Mansky’s next portrait, Gorbachev. Heaven, took on an altogether darker tone. Gorbachev, now in his late eighties and with failing health, is confined to his dacha near Moscow. He occupies an unsettling twilight of shadows and mirrors, with television pictures of Putin invariably lurking in the background of Mansky’s compositions. Often, Gorbachev’s image appears refracted, as if he is now a shattered facsimile of the man he once was. Mansky unashamedly shapes this portrait in the spirit of ‘Real Cinema’, quoting Pushkin to Gorbachev: “In far Siberia’s deepest soil, / Preserve our proud, unflagging patience”. Gorbachev carefully notes that Pushkin in fact wrote “your” rather than “our”, thus denying that this is a poem about Russia’s wait for the end of Putin.
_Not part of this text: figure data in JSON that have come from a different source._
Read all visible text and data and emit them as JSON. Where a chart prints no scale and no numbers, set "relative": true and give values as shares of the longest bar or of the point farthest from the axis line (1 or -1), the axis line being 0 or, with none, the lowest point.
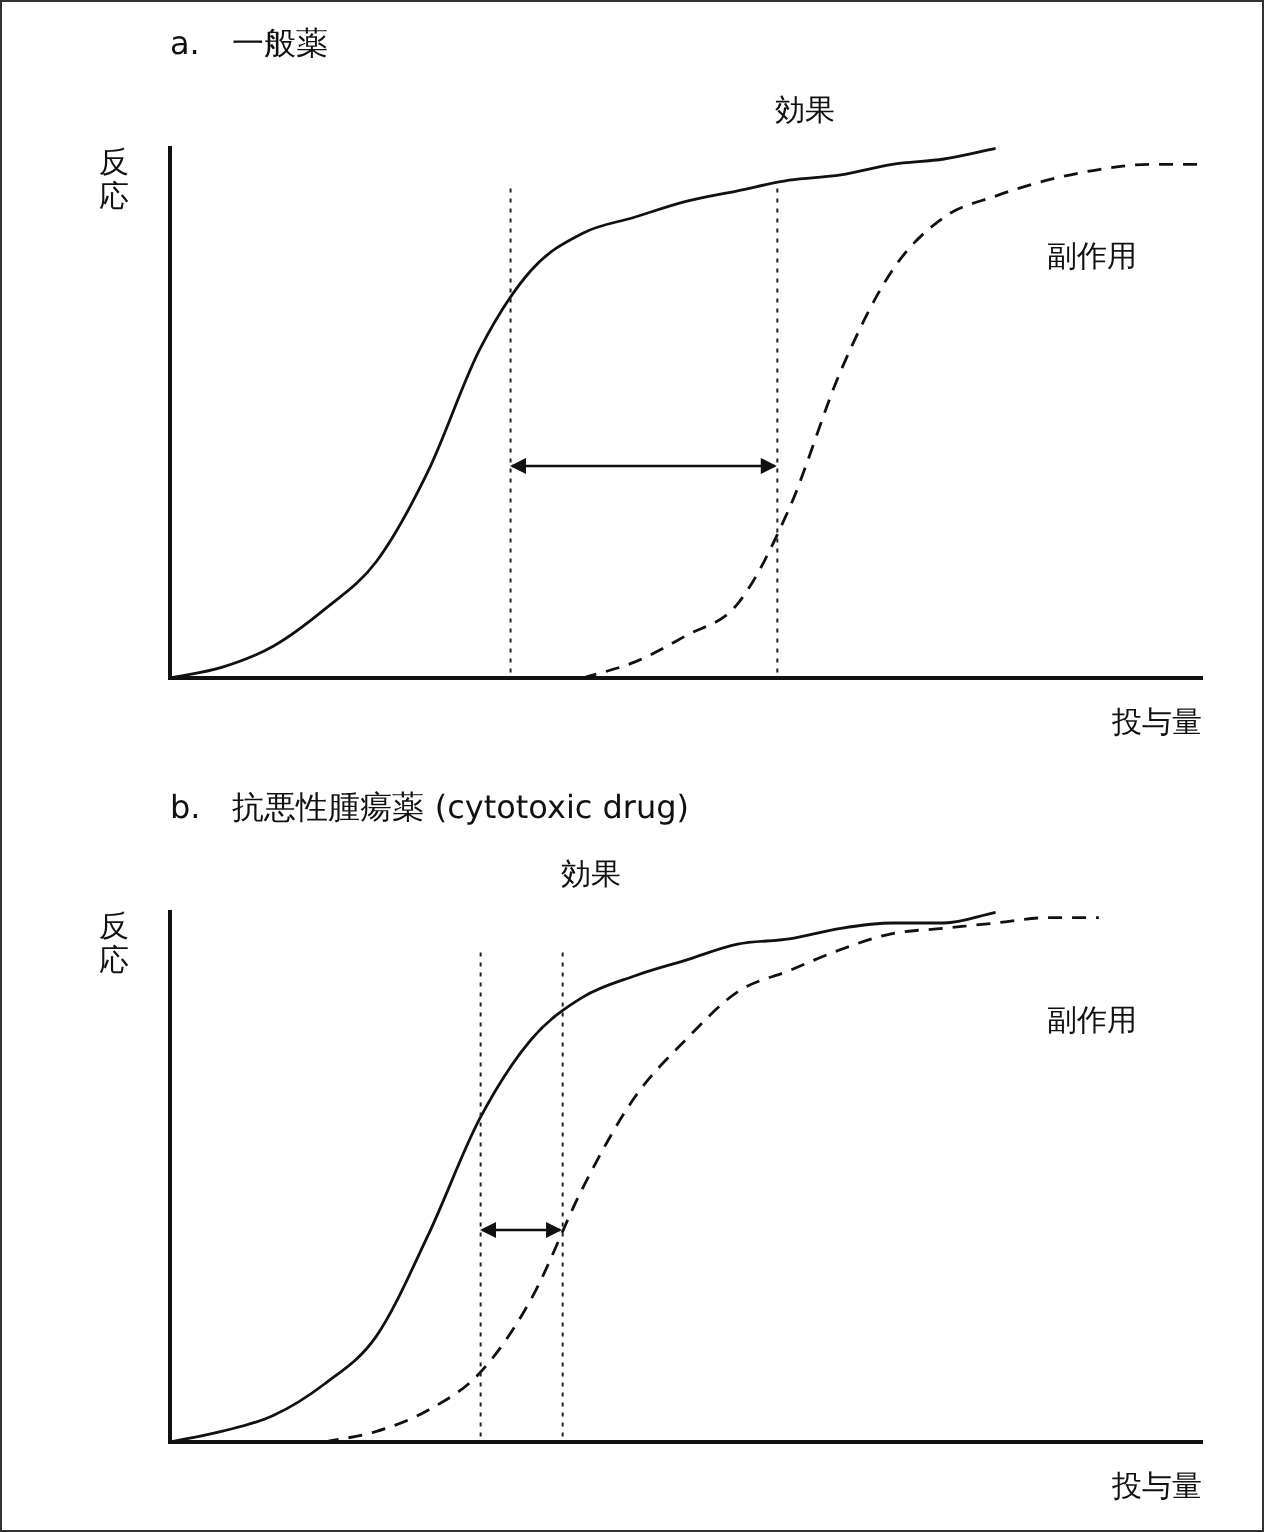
{
  "chart_data": [
    {
      "type": "line",
      "title": "a.　一般薬",
      "xlabel": "投与量",
      "ylabel": "反応",
      "relative": true,
      "grid": false,
      "legend": false,
      "tick_labels": false,
      "marker": "none",
      "categories": [
        null,
        null,
        null,
        null,
        null,
        null,
        null,
        null,
        null,
        null,
        null,
        null,
        null,
        null,
        null,
        null,
        null,
        null,
        null,
        null,
        null
      ],
      "series": [
        {
          "name": "効果",
          "color": "#111111",
          "line_style": "solid",
          "values": [
            0,
            0.02,
            0.06,
            0.13,
            0.22,
            0.39,
            0.62,
            0.77,
            0.84,
            0.87,
            0.9,
            0.92,
            0.94,
            0.95,
            0.97,
            0.98,
            1,
            null,
            null,
            null,
            null
          ]
        },
        {
          "name": "副作用",
          "color": "#111111",
          "line_style": "dashed",
          "values": [
            null,
            null,
            null,
            null,
            null,
            null,
            null,
            null,
            0,
            0.03,
            0.08,
            0.14,
            0.32,
            0.58,
            0.77,
            0.87,
            0.91,
            0.94,
            0.96,
            0.97,
            0.97
          ]
        }
      ]
    },
    {
      "type": "line",
      "title": "b.　抗悪性腫瘍薬 (cytotoxic drug)",
      "xlabel": "投与量",
      "ylabel": "反応",
      "relative": true,
      "grid": false,
      "legend": false,
      "tick_labels": false,
      "marker": "none",
      "categories": [
        null,
        null,
        null,
        null,
        null,
        null,
        null,
        null,
        null,
        null,
        null,
        null,
        null,
        null,
        null,
        null,
        null,
        null,
        null,
        null,
        null
      ],
      "series": [
        {
          "name": "効果",
          "color": "#111111",
          "line_style": "solid",
          "values": [
            0,
            0.02,
            0.05,
            0.11,
            0.2,
            0.39,
            0.61,
            0.76,
            0.84,
            0.88,
            0.91,
            0.94,
            0.95,
            0.97,
            0.98,
            0.98,
            1,
            null,
            null,
            null,
            null
          ]
        },
        {
          "name": "副作用",
          "color": "#111111",
          "line_style": "dashed",
          "values": [
            null,
            null,
            null,
            0,
            0.02,
            0.06,
            0.13,
            0.27,
            0.48,
            0.65,
            0.76,
            0.85,
            0.89,
            0.93,
            0.96,
            0.97,
            0.98,
            0.99,
            0.99,
            null,
            null
          ]
        }
      ]
    }
  ]
}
And so Mansky cannily prompts Gorbachev to focus on a pre-Soviet Russia, before the age of the sovok, whilst also forcing him to deny that patience is a virtue for Russians in Putin’s era of authoritarianism, one which may never pass. Perhaps Mansky even deliberately misquoted Pushkin to elicit this effect, a filmmaker provocatively stamping his own artistic vision on his documentary subject. It is clear, then, that this is not, as Davide Abbatescianni argued in a review for Cineuropa, a work of “journalistic rigor”. Instead it is a melding of fact and imagination; Gorbachev’s image, claustrophobically confined to the darkness of his home, his office and the hospital, has been imbued with an abject hopelessness and melancholy. Gone is the hope for the sovok, replaced only by their long, dark shadow.
Thus Mansky’s Gorbachev reboot is not a triumphalist return to a proven formula. It is instead an exploration of the tension between the filmmaker and their subject; fact and imagination; reality and truth. Mansky both reflects and constructs a change in Gorbachev over the two decades between his duo of documentaries: the decline of the sovok spirit. My fear is that in this new age of Putin’s geopolitical aggression, nostalgia for the Soviet past could be a key weapon in the fight against the Russian President’s fascism. The cranes invoked in After Empire are symbols of a USSR that dealt the fatal blow to Nazism and resolutely rejected oligarchical capitalism. If symbols like this were to be carefully deployed, as they were in Mansky’s first Gorbachev portrait, then they could deal formidable blows to Putin’s stranglehold on the legacy of the enduring popularity of the Stalin and Brezhnev era. There is then a certain irony that Mansky’s Gorbachev reboot, in its rejection of Hollywood conventions, could perhaps have served Russian politics better by making a more referential nod to the original.